Enantiomeric HPLC resolution and absolute stereochemistry assignment of a new poligamain derivative

► A new poligamain derivative was synthesized. ► The two enantiomeric fractions were obtained by preparative enantioselective HPLC. ► The absolute stereochemistry to the two enantiomers of 1 was assigned by NMR and ECD analysis.1Present address: School of Bioscience & Bioengineering, South China University of Technology, Higher Education Mega Center, 510006, Guangzhou, People's Republic of China. A new aryltetralin lignan derivative, 1, was obtained by reacting dimethyl succinate and piperonal, furnishing the lactone 4-(3′,4′-methylenedioxybenzyl)-4,5-dihydro-2(3H)-furanone, which was reacted once again with piperonal and LDA to give the dibenzylbutirolactone 7-hydroxyhinokinin. The cyclization of 7-hydroxyhinokinin into polygamain occurred in the presence of trifluoroacetic acid. The reduction of the furanic ring of polygamain was done by its reaction with DIBAL in THF, furnishing the diol functionalized lignin derivative 1 as single diastereomer. The enantiomeric fractions of 1 were obtained by preparative enantioselective HPLC. The absolute stereochemistry was assigned by electronic circular dichroism (ECD) and nuclear magnetic resonance (NMR) spectroscopy.
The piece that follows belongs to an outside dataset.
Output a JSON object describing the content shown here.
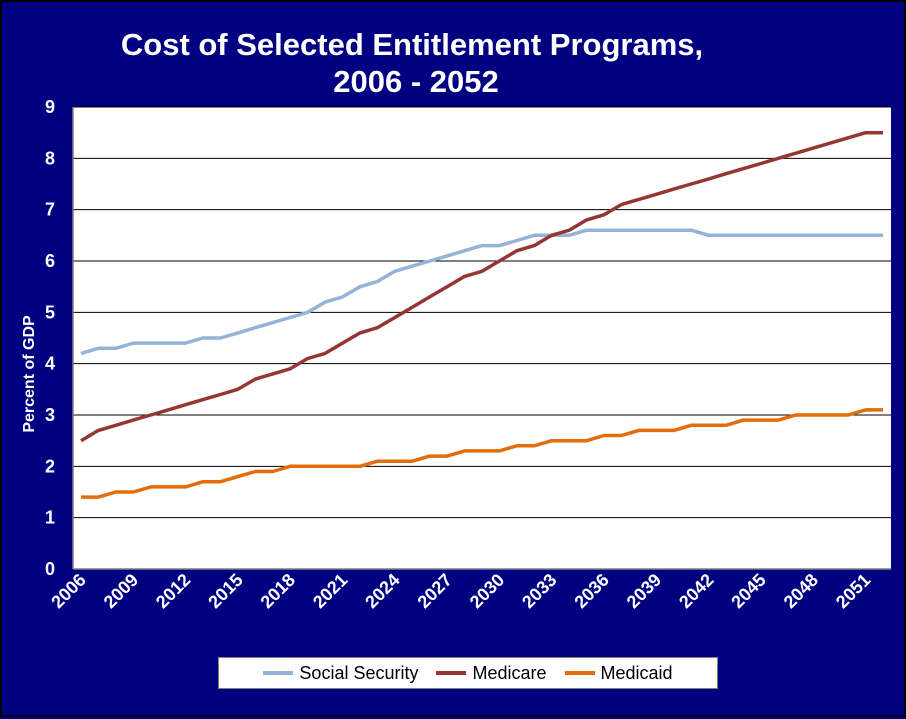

An all-trans relative configuration was determined by NMR on the bases of 1H coupling constants and nuclear Overhauser effect (n.O.e.) experiments. The absolute configuration at C1 was assigned on the basis of the ECD sign at 296nm by comparison to the ECD spectra of structural analogues with defined stereochemistry. The assignment of the absolute configuration was confirmed by applying the exciton chirality method to the well-defined ECD couplets at 285 and 200nm allied to the two electronic transitions Lb and Bb of the aromatic moieties, respectively. Rac-1 and its enantiomeric isomers were evaluated against important bacteria responsible for dental caries. The best results obtained for the (1R,2S,3S) isomer were against Streptococcus mutans (250μM), Streptococcus salivarius (250μM), Streptococcus sobrinus (280μM) and Streptococcus mitis (280μM). The (1S,2R,3R) isomer was active only against Streptococcus sanguinis (280μM). The enantiomeric mixture was less active than the (1R,2S,3S) isomer.